レベル1で1kgの水を最大36度に熱せられる熱を操れる。
消費MP1
〈土魔法〉
任意の鉱物を生成することができる。
レベル1で1種類最大1kg
消費MP10
〈回復魔法〉
あらゆる症状を癒すことができる。
レベル1で軽度の傷病の治癒
消費MP10
〈収納魔法〉
時間停止で物を収納できる。
生物不可。
レベル1で脱衣かご程度の容量
消費MP1
◇◇◇◇◇◇◇◇
「おお、ラッキー!」
「どうしたの?マモルおにいさん」
「ん?いや。なんでもない。
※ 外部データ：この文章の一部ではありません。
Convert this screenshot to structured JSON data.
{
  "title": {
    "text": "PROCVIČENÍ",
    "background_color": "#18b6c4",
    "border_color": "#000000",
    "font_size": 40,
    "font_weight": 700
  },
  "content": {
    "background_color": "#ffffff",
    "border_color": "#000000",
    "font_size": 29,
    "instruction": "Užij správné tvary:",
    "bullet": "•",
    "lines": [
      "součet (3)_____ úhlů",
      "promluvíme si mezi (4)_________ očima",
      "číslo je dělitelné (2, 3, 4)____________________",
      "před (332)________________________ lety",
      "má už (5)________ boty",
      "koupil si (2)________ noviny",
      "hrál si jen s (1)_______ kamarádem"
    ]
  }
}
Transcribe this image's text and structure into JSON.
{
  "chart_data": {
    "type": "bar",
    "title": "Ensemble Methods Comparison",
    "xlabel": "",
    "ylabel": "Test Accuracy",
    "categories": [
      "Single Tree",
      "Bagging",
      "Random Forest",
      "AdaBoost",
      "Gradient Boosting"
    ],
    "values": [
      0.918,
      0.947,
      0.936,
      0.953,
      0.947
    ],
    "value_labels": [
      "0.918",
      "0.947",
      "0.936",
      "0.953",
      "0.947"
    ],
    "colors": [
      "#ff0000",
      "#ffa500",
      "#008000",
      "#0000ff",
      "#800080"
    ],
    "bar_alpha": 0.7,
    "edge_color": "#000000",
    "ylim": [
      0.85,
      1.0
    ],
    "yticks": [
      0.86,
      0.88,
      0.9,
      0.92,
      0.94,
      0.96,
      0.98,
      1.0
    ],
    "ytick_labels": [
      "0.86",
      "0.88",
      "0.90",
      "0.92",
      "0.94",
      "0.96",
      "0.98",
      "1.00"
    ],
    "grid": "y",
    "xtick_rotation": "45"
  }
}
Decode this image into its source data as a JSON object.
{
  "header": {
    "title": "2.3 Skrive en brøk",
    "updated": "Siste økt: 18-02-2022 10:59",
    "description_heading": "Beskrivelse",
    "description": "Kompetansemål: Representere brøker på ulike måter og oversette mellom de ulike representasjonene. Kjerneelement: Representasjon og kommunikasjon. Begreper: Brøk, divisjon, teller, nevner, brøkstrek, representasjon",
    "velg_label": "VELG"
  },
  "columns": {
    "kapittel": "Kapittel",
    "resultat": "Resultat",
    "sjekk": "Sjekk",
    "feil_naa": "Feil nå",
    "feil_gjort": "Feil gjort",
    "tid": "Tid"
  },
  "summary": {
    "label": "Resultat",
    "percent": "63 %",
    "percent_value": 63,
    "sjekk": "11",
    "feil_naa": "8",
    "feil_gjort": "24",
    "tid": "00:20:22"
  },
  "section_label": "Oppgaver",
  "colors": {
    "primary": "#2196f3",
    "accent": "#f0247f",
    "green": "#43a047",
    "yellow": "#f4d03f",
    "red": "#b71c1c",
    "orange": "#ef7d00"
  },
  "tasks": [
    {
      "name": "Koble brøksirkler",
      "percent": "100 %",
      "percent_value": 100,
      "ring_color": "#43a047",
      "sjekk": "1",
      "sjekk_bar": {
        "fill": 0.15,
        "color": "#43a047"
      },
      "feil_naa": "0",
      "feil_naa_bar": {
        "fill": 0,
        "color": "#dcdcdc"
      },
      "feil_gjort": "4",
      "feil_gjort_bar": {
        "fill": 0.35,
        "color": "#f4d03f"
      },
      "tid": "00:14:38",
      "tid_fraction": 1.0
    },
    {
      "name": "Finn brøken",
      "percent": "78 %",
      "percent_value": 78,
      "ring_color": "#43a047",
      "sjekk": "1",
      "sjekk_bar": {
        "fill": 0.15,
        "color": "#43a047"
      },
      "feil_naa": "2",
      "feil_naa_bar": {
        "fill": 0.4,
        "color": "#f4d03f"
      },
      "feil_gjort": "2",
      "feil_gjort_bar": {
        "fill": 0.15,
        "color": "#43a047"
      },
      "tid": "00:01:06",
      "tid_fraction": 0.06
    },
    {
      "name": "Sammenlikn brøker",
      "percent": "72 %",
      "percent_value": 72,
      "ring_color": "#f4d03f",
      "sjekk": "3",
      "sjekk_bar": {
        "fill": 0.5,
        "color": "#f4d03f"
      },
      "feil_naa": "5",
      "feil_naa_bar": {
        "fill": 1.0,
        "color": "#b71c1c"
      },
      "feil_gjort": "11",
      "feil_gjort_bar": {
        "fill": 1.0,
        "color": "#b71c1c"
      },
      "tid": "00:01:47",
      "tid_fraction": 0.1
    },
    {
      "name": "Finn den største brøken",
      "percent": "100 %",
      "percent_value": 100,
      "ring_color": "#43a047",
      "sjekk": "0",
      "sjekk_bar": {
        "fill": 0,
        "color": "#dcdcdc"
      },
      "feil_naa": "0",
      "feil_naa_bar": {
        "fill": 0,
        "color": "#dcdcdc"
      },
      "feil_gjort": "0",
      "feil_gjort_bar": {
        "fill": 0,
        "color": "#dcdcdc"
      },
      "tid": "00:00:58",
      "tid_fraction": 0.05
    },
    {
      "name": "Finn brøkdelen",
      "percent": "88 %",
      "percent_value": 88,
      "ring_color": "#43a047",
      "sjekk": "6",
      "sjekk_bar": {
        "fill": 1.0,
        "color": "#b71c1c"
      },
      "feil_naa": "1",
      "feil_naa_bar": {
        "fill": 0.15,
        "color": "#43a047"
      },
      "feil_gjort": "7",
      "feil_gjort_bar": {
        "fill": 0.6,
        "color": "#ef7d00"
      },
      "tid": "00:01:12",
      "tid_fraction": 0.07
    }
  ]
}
ちょっと魔法を思い出したんだ」
「えーなんの魔法?」
「いまやって見せるから、その陰の方に行こう」
「うん」
これは、定番のチート臭プンプンなヤツだから一応念のためだ。
「じゃあ、いくよ?」
「うん!」
ミミが目を大きく見開いて、俺のことを凝視する。
「ストレージ」
俺は、両手に持っていた荷物をひとまとめに置くと、それに向かって詠唱した。
「わーー!!」
「・・・」
『ピコリン』
目の前の荷物の山が一瞬で消え、ミミが口に手をあてて驚く横で、俺はしばし呆けていた。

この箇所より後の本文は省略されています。